Understanding Transitions in Head and Neck Cancer Care
TRANSITIONS in care for patients with head and neck cancer remain a critical challenge, with new research revealing substantial evidence gaps in how care continuity is managed across treatment stages.
This scoping review mapped and analyzed existing studies on transitions in care (TiC) for individuals living with and beyond head and neck cancer. The analysis included 57 studies published globally between 2001 and 2024, most originating from the United States. Researchers found that TiC most frequently involved the shift from diagnosis to treatment, as well as from surgery to radiation therapy—two crucial stages where delays or miscommunication can negatively impact patient outcomes.
Evidence Gaps in Multidisciplinary Cancer Care Coordination
The review identified that the majority of available evidence focuses on system-level outcomes, such as wait times and care coordination, while fewer studies assess patient-centered outcomes like satisfaction or quality of life. Only eight studies evaluated specific interventions to improve care transitions, underscoring the limited attention given to actionable strategies.
These findings highlight persistent barriers in multidisciplinary coordination among surgeons, oncologists, and radiation specialists, where fragmented communication may contribute to inefficiencies and patient dissatisfaction.
Improving Outcomes Through Better Care Transition Strategies
Authors emphasized the urgent need for further investigation into transitions during active treatment phases.
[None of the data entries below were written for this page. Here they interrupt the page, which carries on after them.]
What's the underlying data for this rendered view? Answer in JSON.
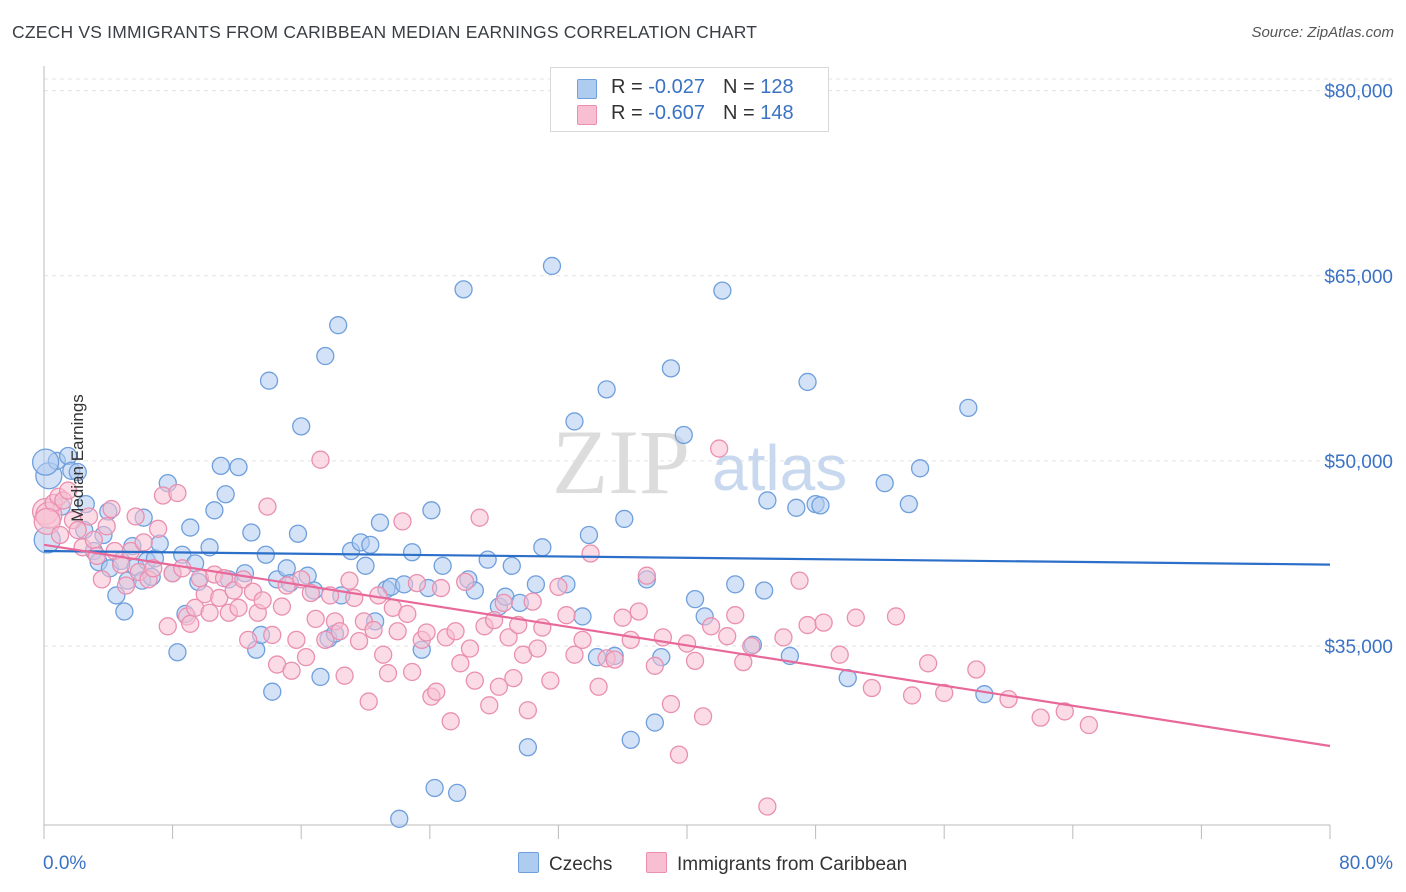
{
  "title": "CZECH VS IMMIGRANTS FROM CARIBBEAN MEDIAN EARNINGS CORRELATION CHART",
  "source": "Source: ZipAtlas.com",
  "watermark": {
    "zip": "ZIP",
    "atlas": "atlas"
  },
  "legend": {
    "rows": [
      {
        "r_label": "R = ",
        "r_value": "-0.027",
        "n_label": "N = ",
        "n_value": "128",
        "fill": "#aecbf0",
        "stroke": "#6f9fdc"
      },
      {
        "r_label": "R = ",
        "r_value": "-0.607",
        "n_label": "N = ",
        "n_value": "148",
        "fill": "#f7bfd1",
        "stroke": "#ea8fb0"
      }
    ]
  },
  "bottom_legend": {
    "czechs": "Czechs",
    "caribbean": "Immigrants from Caribbean"
  },
  "chart_data": {
    "type": "scatter",
    "ylabel": "Median Earnings",
    "xlim": [
      0,
      80
    ],
    "ylim": [
      20500,
      82000
    ],
    "x_tick_labels": {
      "left": "0.0%",
      "right": "80.0%"
    },
    "y_ticks": [
      {
        "value": 80000,
        "label": "$80,000"
      },
      {
        "value": 65000,
        "label": "$65,000"
      },
      {
        "value": 50000,
        "label": "$50,000"
      },
      {
        "value": 35000,
        "label": "$35,000"
      }
    ],
    "grid": true,
    "colors": {
      "blue_fill": "#aecbf0",
      "blue_stroke": "#6f9fdc",
      "blue_line": "#2c6fc9",
      "pink_fill": "#f7bfd1",
      "pink_stroke": "#ea8fb0",
      "pink_line": "#e8689a",
      "tick_label": "#3a72c4"
    },
    "series": [
      {
        "name": "Czechs",
        "trend": {
          "x": [
            0,
            80
          ],
          "y": [
            42700,
            41600
          ]
        },
        "points": [
          [
            0.2,
            43600
          ],
          [
            0.3,
            48800
          ],
          [
            0.8,
            50000
          ],
          [
            1.1,
            46300
          ],
          [
            1.5,
            50400
          ],
          [
            1.7,
            49200
          ],
          [
            2.1,
            49100
          ],
          [
            2.5,
            44400
          ],
          [
            2.6,
            46500
          ],
          [
            3.1,
            42700
          ],
          [
            3.4,
            41800
          ],
          [
            3.7,
            44000
          ],
          [
            4.0,
            45900
          ],
          [
            4.1,
            41300
          ],
          [
            4.5,
            39100
          ],
          [
            4.8,
            41900
          ],
          [
            5.0,
            37800
          ],
          [
            5.2,
            40300
          ],
          [
            5.5,
            43100
          ],
          [
            5.7,
            41400
          ],
          [
            6.2,
            45400
          ],
          [
            6.1,
            40300
          ],
          [
            6.4,
            41900
          ],
          [
            6.7,
            40600
          ],
          [
            6.9,
            42100
          ],
          [
            7.2,
            43300
          ],
          [
            7.7,
            48200
          ],
          [
            8.0,
            40900
          ],
          [
            8.3,
            34500
          ],
          [
            8.6,
            42400
          ],
          [
            8.8,
            37600
          ],
          [
            9.1,
            44600
          ],
          [
            9.4,
            41700
          ],
          [
            9.6,
            40200
          ],
          [
            10.3,
            43000
          ],
          [
            10.6,
            46000
          ],
          [
            11.0,
            49600
          ],
          [
            11.3,
            47300
          ],
          [
            11.5,
            40400
          ],
          [
            12.1,
            49500
          ],
          [
            12.5,
            40900
          ],
          [
            12.9,
            44200
          ],
          [
            13.2,
            34700
          ],
          [
            13.5,
            35900
          ],
          [
            13.8,
            42400
          ],
          [
            14.0,
            56500
          ],
          [
            14.2,
            31300
          ],
          [
            14.5,
            40400
          ],
          [
            15.1,
            41300
          ],
          [
            15.3,
            40100
          ],
          [
            15.8,
            44100
          ],
          [
            16.0,
            52800
          ],
          [
            16.4,
            40700
          ],
          [
            16.8,
            39500
          ],
          [
            17.2,
            32500
          ],
          [
            17.5,
            58500
          ],
          [
            17.7,
            35600
          ],
          [
            18.1,
            36000
          ],
          [
            18.3,
            61000
          ],
          [
            18.5,
            39100
          ],
          [
            19.1,
            42700
          ],
          [
            19.7,
            43400
          ],
          [
            20.0,
            41500
          ],
          [
            20.3,
            43200
          ],
          [
            20.6,
            37000
          ],
          [
            20.9,
            45000
          ],
          [
            21.3,
            39600
          ],
          [
            21.6,
            39800
          ],
          [
            22.1,
            21000
          ],
          [
            22.4,
            40000
          ],
          [
            22.9,
            42600
          ],
          [
            23.5,
            34700
          ],
          [
            23.9,
            39700
          ],
          [
            24.1,
            46000
          ],
          [
            24.3,
            23500
          ],
          [
            24.8,
            41500
          ],
          [
            25.7,
            23100
          ],
          [
            26.1,
            63900
          ],
          [
            26.4,
            40400
          ],
          [
            26.8,
            39500
          ],
          [
            27.6,
            42000
          ],
          [
            28.3,
            38200
          ],
          [
            28.7,
            39000
          ],
          [
            29.1,
            41500
          ],
          [
            29.6,
            38500
          ],
          [
            30.1,
            26800
          ],
          [
            30.6,
            40000
          ],
          [
            31.0,
            43000
          ],
          [
            31.6,
            65800
          ],
          [
            32.5,
            40000
          ],
          [
            33.0,
            53200
          ],
          [
            33.5,
            37400
          ],
          [
            33.9,
            44000
          ],
          [
            34.4,
            34100
          ],
          [
            35.0,
            55800
          ],
          [
            35.5,
            34200
          ],
          [
            36.1,
            45300
          ],
          [
            36.5,
            27400
          ],
          [
            37.5,
            40400
          ],
          [
            38.0,
            28800
          ],
          [
            38.4,
            34100
          ],
          [
            39.0,
            57500
          ],
          [
            39.8,
            52100
          ],
          [
            40.5,
            38800
          ],
          [
            41.1,
            37400
          ],
          [
            42.2,
            63800
          ],
          [
            43.0,
            40000
          ],
          [
            44.1,
            35100
          ],
          [
            44.8,
            39500
          ],
          [
            45.0,
            46800
          ],
          [
            46.4,
            34200
          ],
          [
            46.8,
            46200
          ],
          [
            47.5,
            56400
          ],
          [
            48.0,
            46500
          ],
          [
            48.3,
            46400
          ],
          [
            50.0,
            32400
          ],
          [
            52.3,
            48200
          ],
          [
            53.8,
            46500
          ],
          [
            54.5,
            49400
          ],
          [
            57.5,
            54300
          ],
          [
            58.5,
            31100
          ],
          [
            0.1,
            49900
          ]
        ]
      },
      {
        "name": "Immigrants from Caribbean",
        "trend": {
          "x": [
            0,
            80
          ],
          "y": [
            43200,
            26900
          ]
        },
        "points": [
          [
            0.1,
            45900
          ],
          [
            0.3,
            45600
          ],
          [
            0.6,
            46600
          ],
          [
            0.9,
            47100
          ],
          [
            1.2,
            46800
          ],
          [
            1.5,
            47600
          ],
          [
            1.8,
            45200
          ],
          [
            2.1,
            44400
          ],
          [
            2.4,
            43000
          ],
          [
            2.8,
            45500
          ],
          [
            3.1,
            43600
          ],
          [
            3.3,
            42300
          ],
          [
            3.6,
            40400
          ],
          [
            3.9,
            44700
          ],
          [
            4.2,
            46100
          ],
          [
            4.4,
            42700
          ],
          [
            4.8,
            41600
          ],
          [
            5.1,
            39900
          ],
          [
            5.4,
            42700
          ],
          [
            5.7,
            45500
          ],
          [
            5.9,
            41000
          ],
          [
            6.2,
            43400
          ],
          [
            6.5,
            40400
          ],
          [
            6.8,
            41300
          ],
          [
            7.1,
            44500
          ],
          [
            7.4,
            47200
          ],
          [
            7.7,
            36600
          ],
          [
            8.0,
            40900
          ],
          [
            8.3,
            47400
          ],
          [
            8.6,
            41300
          ],
          [
            8.9,
            37400
          ],
          [
            9.1,
            36800
          ],
          [
            9.4,
            38100
          ],
          [
            9.7,
            40500
          ],
          [
            10.0,
            39200
          ],
          [
            10.3,
            37700
          ],
          [
            10.6,
            40800
          ],
          [
            10.9,
            38900
          ],
          [
            11.2,
            40500
          ],
          [
            11.5,
            37700
          ],
          [
            11.8,
            39500
          ],
          [
            12.1,
            38100
          ],
          [
            12.4,
            40400
          ],
          [
            12.7,
            35500
          ],
          [
            13.0,
            39400
          ],
          [
            13.3,
            37700
          ],
          [
            13.6,
            38700
          ],
          [
            13.9,
            46300
          ],
          [
            14.2,
            35900
          ],
          [
            14.5,
            33500
          ],
          [
            14.8,
            38200
          ],
          [
            15.1,
            39900
          ],
          [
            15.4,
            33000
          ],
          [
            15.7,
            35500
          ],
          [
            16.0,
            40400
          ],
          [
            16.3,
            34100
          ],
          [
            16.6,
            39300
          ],
          [
            16.9,
            37200
          ],
          [
            17.2,
            50100
          ],
          [
            17.5,
            35500
          ],
          [
            17.8,
            39100
          ],
          [
            18.1,
            37000
          ],
          [
            18.4,
            36200
          ],
          [
            18.7,
            32600
          ],
          [
            19.0,
            40300
          ],
          [
            19.3,
            38900
          ],
          [
            19.6,
            35400
          ],
          [
            19.9,
            37000
          ],
          [
            20.2,
            30500
          ],
          [
            20.5,
            36300
          ],
          [
            20.8,
            39100
          ],
          [
            21.1,
            34300
          ],
          [
            21.4,
            32800
          ],
          [
            21.7,
            38100
          ],
          [
            22.0,
            36200
          ],
          [
            22.3,
            45100
          ],
          [
            22.6,
            37600
          ],
          [
            22.9,
            32900
          ],
          [
            23.2,
            40100
          ],
          [
            23.5,
            35500
          ],
          [
            23.8,
            36100
          ],
          [
            24.1,
            30900
          ],
          [
            24.4,
            31300
          ],
          [
            24.7,
            39700
          ],
          [
            25.0,
            35700
          ],
          [
            25.3,
            28900
          ],
          [
            25.6,
            36200
          ],
          [
            25.9,
            33600
          ],
          [
            26.2,
            40200
          ],
          [
            26.5,
            34800
          ],
          [
            26.8,
            32200
          ],
          [
            27.1,
            45400
          ],
          [
            27.4,
            36600
          ],
          [
            27.7,
            30200
          ],
          [
            28.0,
            37100
          ],
          [
            28.3,
            31700
          ],
          [
            28.6,
            38500
          ],
          [
            28.9,
            35700
          ],
          [
            29.2,
            32400
          ],
          [
            29.5,
            36700
          ],
          [
            29.8,
            34300
          ],
          [
            30.1,
            29800
          ],
          [
            30.4,
            38600
          ],
          [
            30.7,
            34800
          ],
          [
            31.0,
            36500
          ],
          [
            31.5,
            32200
          ],
          [
            32.0,
            39800
          ],
          [
            32.5,
            37500
          ],
          [
            33.0,
            34300
          ],
          [
            33.5,
            35500
          ],
          [
            34.0,
            42500
          ],
          [
            34.5,
            31700
          ],
          [
            35.0,
            34000
          ],
          [
            35.5,
            33900
          ],
          [
            36.0,
            37300
          ],
          [
            36.5,
            35500
          ],
          [
            37.0,
            37800
          ],
          [
            37.5,
            40700
          ],
          [
            38.0,
            33400
          ],
          [
            38.5,
            35700
          ],
          [
            39.0,
            30300
          ],
          [
            39.5,
            26200
          ],
          [
            40.0,
            35200
          ],
          [
            40.5,
            33800
          ],
          [
            41.0,
            29300
          ],
          [
            41.5,
            36600
          ],
          [
            42.0,
            51000
          ],
          [
            42.5,
            35800
          ],
          [
            43.0,
            37500
          ],
          [
            43.5,
            33700
          ],
          [
            44.0,
            35000
          ],
          [
            45.0,
            22000
          ],
          [
            46.0,
            35700
          ],
          [
            47.0,
            40300
          ],
          [
            47.5,
            36700
          ],
          [
            48.5,
            36900
          ],
          [
            49.5,
            34300
          ],
          [
            50.5,
            37300
          ],
          [
            51.5,
            31600
          ],
          [
            53.0,
            37400
          ],
          [
            54.0,
            31000
          ],
          [
            55.0,
            33600
          ],
          [
            56.0,
            31200
          ],
          [
            58.0,
            33100
          ],
          [
            60.0,
            30700
          ],
          [
            62.0,
            29200
          ],
          [
            63.5,
            29700
          ],
          [
            65.0,
            28600
          ],
          [
            0.2,
            45100
          ],
          [
            1.0,
            44000
          ]
        ]
      }
    ]
  }
}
Developing and testing targeted interventions could reduce care delays, enhance communication, and ultimately improve survival and quality of life for patients with head and neck cancer. Strengthening multidisciplinary pathways may also optimize resource use and minimize the risk of medical error during these critical transitions.
Reference: Fillo L et al. Exploring Transitions in Care Among Patients With Head and Neck Cancer: A Scoping Review. Head Neck. 2025; doi: 10.1002/hed.70061.